Until one day recently. After I had taken my shirt off and while shaving, I noticed a change in the brown, flat, asymmetric, patch about a half inch in length. That change was in the new color extending from the patch, as if it was spreading. It was pinkish color and over the next few days it continued to enlarge. I was alarmed to a certain degree and within a few days for my peace of mind, went to see a dermatologist. It took no more than five minutes for them to determine a suspicion and immediately took a biopsy using a syringe. The doctor indicated that it was a good thing I came in after I had noticed a color change.
When the biopsy results came in, it was my first ever face-off with early melanoma. I was shocked. This patch had been there for much of life. The doctor indicated that this melanoma was just at Stage 0 and 1, meaning it was totally curable since it was still very shallow under the skin and can be removed. The brown patch of melanoma had just been in a dormant state for all these years and was now starting to expand. Many people who die from melanoma is simply because they are not vigilant about the moles or areas regarding changes or choose to dismiss changes as non-serious. This allows the cancer to reach Stages 2, 3, and 4. In Stages 3 and 4, melanoma grows vertically, like a well, and sooner or later it will hit a blood vessel or artery allowing it to spread to other parts of the body. In Stage 2, there remains time to prevent this type of growth before it is too late.

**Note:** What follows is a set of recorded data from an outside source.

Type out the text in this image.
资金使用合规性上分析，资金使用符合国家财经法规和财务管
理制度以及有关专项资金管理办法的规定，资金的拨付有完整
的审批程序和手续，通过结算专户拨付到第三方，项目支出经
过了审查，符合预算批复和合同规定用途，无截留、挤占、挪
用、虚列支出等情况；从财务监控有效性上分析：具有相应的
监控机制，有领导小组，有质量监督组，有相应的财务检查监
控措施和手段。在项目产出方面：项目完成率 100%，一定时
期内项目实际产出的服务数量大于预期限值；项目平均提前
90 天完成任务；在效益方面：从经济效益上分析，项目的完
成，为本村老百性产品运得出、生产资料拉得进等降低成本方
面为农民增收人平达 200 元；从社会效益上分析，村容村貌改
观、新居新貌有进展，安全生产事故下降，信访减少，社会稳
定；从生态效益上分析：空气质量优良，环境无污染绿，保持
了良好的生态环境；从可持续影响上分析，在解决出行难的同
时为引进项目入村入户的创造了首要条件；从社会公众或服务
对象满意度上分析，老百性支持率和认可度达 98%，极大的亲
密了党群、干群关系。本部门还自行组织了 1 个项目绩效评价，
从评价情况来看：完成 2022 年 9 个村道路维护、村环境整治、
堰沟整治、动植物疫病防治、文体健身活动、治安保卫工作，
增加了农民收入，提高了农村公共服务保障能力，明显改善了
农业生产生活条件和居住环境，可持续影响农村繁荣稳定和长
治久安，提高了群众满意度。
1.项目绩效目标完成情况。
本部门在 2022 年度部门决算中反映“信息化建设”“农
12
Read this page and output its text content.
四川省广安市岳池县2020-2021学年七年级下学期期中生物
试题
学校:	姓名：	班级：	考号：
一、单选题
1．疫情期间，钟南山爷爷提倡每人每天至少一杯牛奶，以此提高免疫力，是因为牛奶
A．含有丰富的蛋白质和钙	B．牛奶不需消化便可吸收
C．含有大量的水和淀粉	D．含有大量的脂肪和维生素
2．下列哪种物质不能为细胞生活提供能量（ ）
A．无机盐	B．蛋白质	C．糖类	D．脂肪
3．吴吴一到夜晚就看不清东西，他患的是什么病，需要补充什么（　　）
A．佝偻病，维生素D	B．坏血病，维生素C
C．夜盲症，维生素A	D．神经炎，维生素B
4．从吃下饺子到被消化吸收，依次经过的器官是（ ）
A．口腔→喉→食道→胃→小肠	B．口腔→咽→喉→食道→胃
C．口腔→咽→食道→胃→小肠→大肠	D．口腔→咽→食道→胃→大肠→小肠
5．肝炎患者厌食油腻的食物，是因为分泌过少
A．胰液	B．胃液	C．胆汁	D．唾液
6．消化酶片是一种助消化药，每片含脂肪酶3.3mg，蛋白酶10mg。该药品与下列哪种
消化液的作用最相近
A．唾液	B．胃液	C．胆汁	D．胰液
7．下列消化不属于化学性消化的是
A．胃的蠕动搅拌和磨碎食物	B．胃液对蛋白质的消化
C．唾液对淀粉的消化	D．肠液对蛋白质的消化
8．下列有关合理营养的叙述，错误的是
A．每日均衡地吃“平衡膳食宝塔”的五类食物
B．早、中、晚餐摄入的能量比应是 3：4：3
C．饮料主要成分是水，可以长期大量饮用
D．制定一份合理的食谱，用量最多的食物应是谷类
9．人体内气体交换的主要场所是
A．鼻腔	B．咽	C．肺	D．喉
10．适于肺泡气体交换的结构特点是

In Stages 0,1, melanoma grows horizontally in the first two layers of skin and usually does not hit a blood vessel or artery.
The removal of Stage 0,1, is done in the office using local anesthesia. The procedure takes no longer than 30-45 minutes. However, like any cancer surgery, the object is to remove all cancer cells and the patient carries the fear that not all cells were removed. Of course, the doctors are concerned about this also, which is why a follow up appointment a few months after removal is made.
My case of melanoma was a little more interesting. As I said, the brown patch had been there many years of my life and after the biopsy was taken, on the next day, this brown patch was gone! It is my guess that the fluid taken from the area removed most of the cancer cells consisting of the brown patch. What else would explain its disappearance? What was left was just an area where the biopsy was taken that became crusted over like an open sore.
The in-office surgery removed the area surrounding the sore-like skin and hopefully the remaining cancer cells. But, like I said, the fear is there: Were all the cancer cells removed?
Now, like most people having gone through this, I am paranoid of every little mole or spot on my body. I treat each one with much more suspicion. I am worried that one day, maybe years from now, it will rear its ugly head again, somewhere else.